Pequenas Reflexões

Pequenas Reflexões

A arte pode ser o degrau deste desnível entre o tempo interior e o tempo exterior. O equilíbrio possível na corda bamba da diferença. A convicção de que mais vale partir os remos do que os braços e mais vale perder a voz do que a ideia.

A arte pode ser uma violenta representação do grito da diferença e a vertigem de uma aventura de limites desconhecidos. Pode ser a equação humana no enigma irresolúvel da vida. A arte pode ser, simplesmente, o espaço entre o homem e o vazio.

A arte é um sonho de beleza e perdição. Sonho real? Produto imaginário? A lógica da personagem que cada um de nós encarna em fictício destino? Não. Pura questão de liberdade no processo racional de formação do homem ao longo do caminho ético da existência.

Amargas trevas nos invadem, por vezes, já que o Homem é um ser atravancado de mitos. A arte, caminhando a par da razão e da matéria pura, no espinhoso percurso da prisão à liberdade, dá luz à utopia que ilumina as ruas sepulcrais da nossa cidade interior.

A chamada obra de arte, em nossa opinião, deve esquivar-se a mostrar algo de concreto, por mais figurativa que seja. A sua intrínseca e mágica natureza confere-lhe um delicado papel de estímulo, mais ou menos poderoso, que pode levar a pessoa que a contempla, a desnudar-se, a revelar-se a si própria e a conhecer-se melhor.

O Homem vive no meio de duas grandes forças: a força que o prende à sua condição humana e a força que tende a projectá-lo no Universo, em direcção à sua dimensão universal. Nesta luta entre a resistência da condição humana e o movimento de fuga para fora dessa mesma condição, reside, a nosso ver, a interface onde, provavelmente, a arte e a vida se articulam.

Quem vive uma obra de arte, poderosa expressão da essência humana, está constantemente a aprender uma experiência vivencial que não faz parte dos nossos padrões habituais de reflexão. E pode, se o estímulo e a sensibilidade tiverem a força necessária, ter a sorte de se alcandorar a instâncias onde reside uma fruição única do prazer estético.

A descodificação de uma obra de arte, ainda que parcial, pode ser um fenómeno redutor que empobrece a obra. Pode mesmo limitar ou até anular a sua própria hermenêutica, isto é, a força indutora das capacidades interpretativas.

A arte não é um conjunto de partes, mas um todo emaranhado de interacções profundas entre o Homem e a vida, entre o Homem e a estética, entre o Homem e a filosofia, entre o Homem e o Universo, na procura de um palpável entendimento com tudo, tudo em que nada existe isolado.
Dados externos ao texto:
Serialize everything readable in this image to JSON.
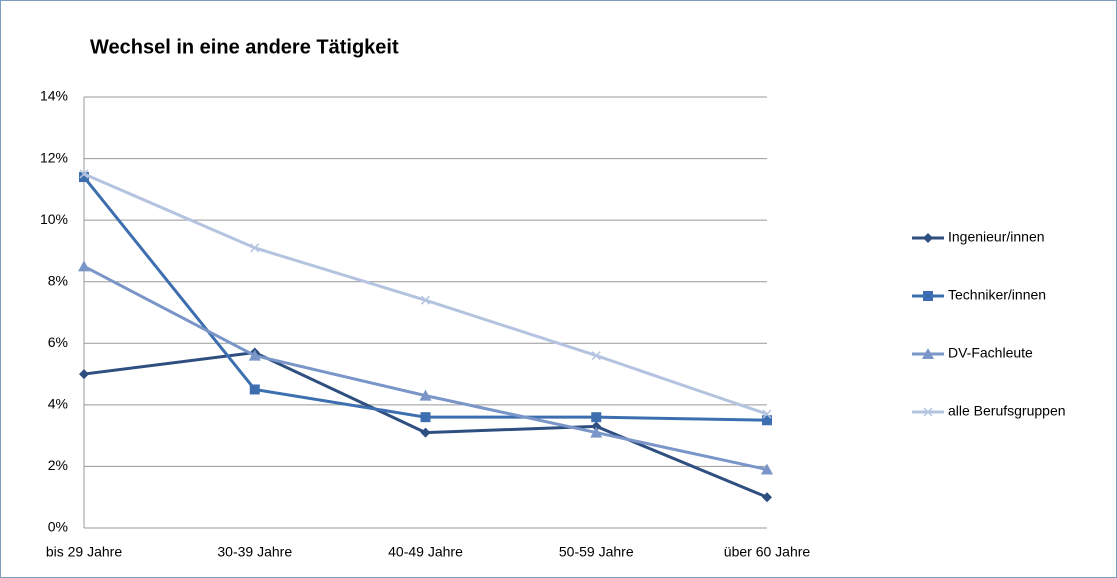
{
  "chart_data": {
    "type": "line",
    "title": "Wechsel in eine andere Tätigkeit",
    "categories": [
      "bis 29 Jahre",
      "30-39 Jahre",
      "40-49 Jahre",
      "50-59 Jahre",
      "über 60 Jahre"
    ],
    "series": [
      {
        "name": "Ingenieur/innen",
        "color": "#2e4f7f",
        "marker": "diamond",
        "values": [
          5.0,
          5.7,
          3.1,
          3.3,
          1.0
        ]
      },
      {
        "name": "Techniker/innen",
        "color": "#3d6fb0",
        "marker": "square",
        "values": [
          11.4,
          4.5,
          3.6,
          3.6,
          3.5
        ]
      },
      {
        "name": "DV-Fachleute",
        "color": "#7a96c8",
        "marker": "triangle",
        "values": [
          8.5,
          5.6,
          4.3,
          3.1,
          1.9
        ]
      },
      {
        "name": "alle Berufsgruppen",
        "color": "#b4c3df",
        "marker": "x",
        "values": [
          11.5,
          9.1,
          7.4,
          5.6,
          3.7
        ]
      }
    ],
    "ylim": [
      0,
      14
    ],
    "yticks": [
      {
        "value": 0,
        "label": "0%"
      },
      {
        "value": 2,
        "label": "2%"
      },
      {
        "value": 4,
        "label": "4%"
      },
      {
        "value": 6,
        "label": "6%"
      },
      {
        "value": 8,
        "label": "8%"
      },
      {
        "value": 10,
        "label": "10%"
      },
      {
        "value": 12,
        "label": "12%"
      },
      {
        "value": 14,
        "label": "14%"
      }
    ],
    "grid": true,
    "legend": "right"
  }
}
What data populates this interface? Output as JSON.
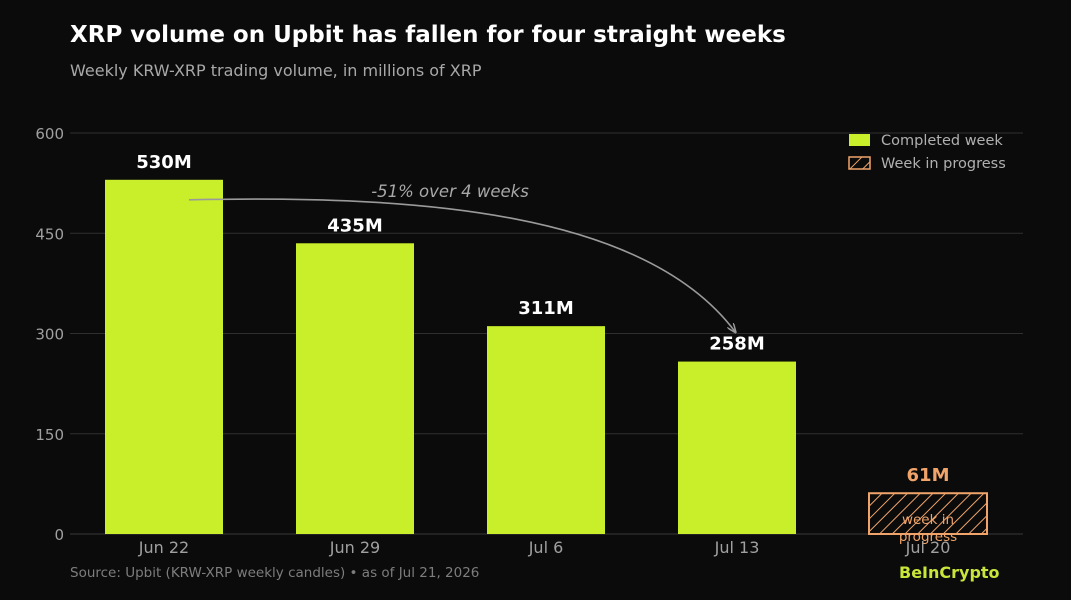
{
  "title": "XRP volume on Upbit has fallen for four straight weeks",
  "subtitle": "Weekly KRW-XRP trading volume, in millions of XRP",
  "source": "Source: Upbit (KRW-XRP weekly candles)  •  as of Jul 21, 2026",
  "brand": "BeInCrypto",
  "colors": {
    "background": "#0b0b0b",
    "bar": "#c8ef2a",
    "in_progress": "#f0a46a",
    "grid": "#2f2f2f",
    "axis_text": "#a0a0a0",
    "arrow": "#9a9a9a"
  },
  "chart_data": {
    "type": "bar",
    "title": "XRP volume on Upbit has fallen for four straight weeks",
    "subtitle": "Weekly KRW-XRP trading volume, in millions of XRP",
    "categories": [
      "Jun 22",
      "Jun 29",
      "Jul 6",
      "Jul 13",
      "Jul 20"
    ],
    "series": [
      {
        "name": "Completed week",
        "values": [
          530,
          435,
          311,
          258,
          null
        ],
        "labels": [
          "530M",
          "435M",
          "311M",
          "258M",
          ""
        ]
      },
      {
        "name": "Week in progress",
        "values": [
          null,
          null,
          null,
          null,
          61
        ],
        "labels": [
          "",
          "",
          "",
          "",
          "61M"
        ],
        "pattern": "hatched"
      }
    ],
    "ylim": [
      0,
      600
    ],
    "yticks": [
      0,
      150,
      300,
      450,
      600
    ],
    "grid": true,
    "legend_position": "top-right",
    "annotations": [
      {
        "text": "-51% over 4 weeks",
        "from_category": "Jun 22",
        "to_category": "Jul 13",
        "type": "curved-arrow"
      },
      {
        "text": "week in progress",
        "category": "Jul 20"
      }
    ]
  }
}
O sentimento artístico enriquece o sentido da humanização, ajuda o processo de reflexão, ilumina as emoções e os sentimentos, cria uma poderosa afinidade com a consciência, gera a necessidade de identificação com a verdade, desenvolve o sentido da estética e da beleza, contribuindo, desta forma, para a compreensão da maravilhosa complexidade dos seres e do mundo.

Na minha humilde opinião, sobretudo nos tempos que correm, julgo que devemos sempre procurar não pensar com a cabeça dos dedos. Procurar sempre não sentir apenas com o toque da pele. Procurar sempre não julgar apenas pela cor e pelo cheiro.

O sentimento artístico e o sentimento poético são a essência e o sumo da vida. Se ambos estes sentimentos existissem de forma profunda dentro de nós, o mundo não seria tão cruel, a racionalidade não seria truncada e o Homem não seria caminho para o isolamento existencial.

A arte nasce da luta entre sonho e pesadelo.

O sonho de ser um pássaro, voando na proporção do amor, sem medo nas penas. O pesadelo de ser alguém feito à medida do vento…arrastando as asas.

O sentimento artístico, a inteligência e a vontade contribuem para que o prazer estético decorra do triunfo sobre o humano, criando sentimentos novos que projectam o homem na ordem universal.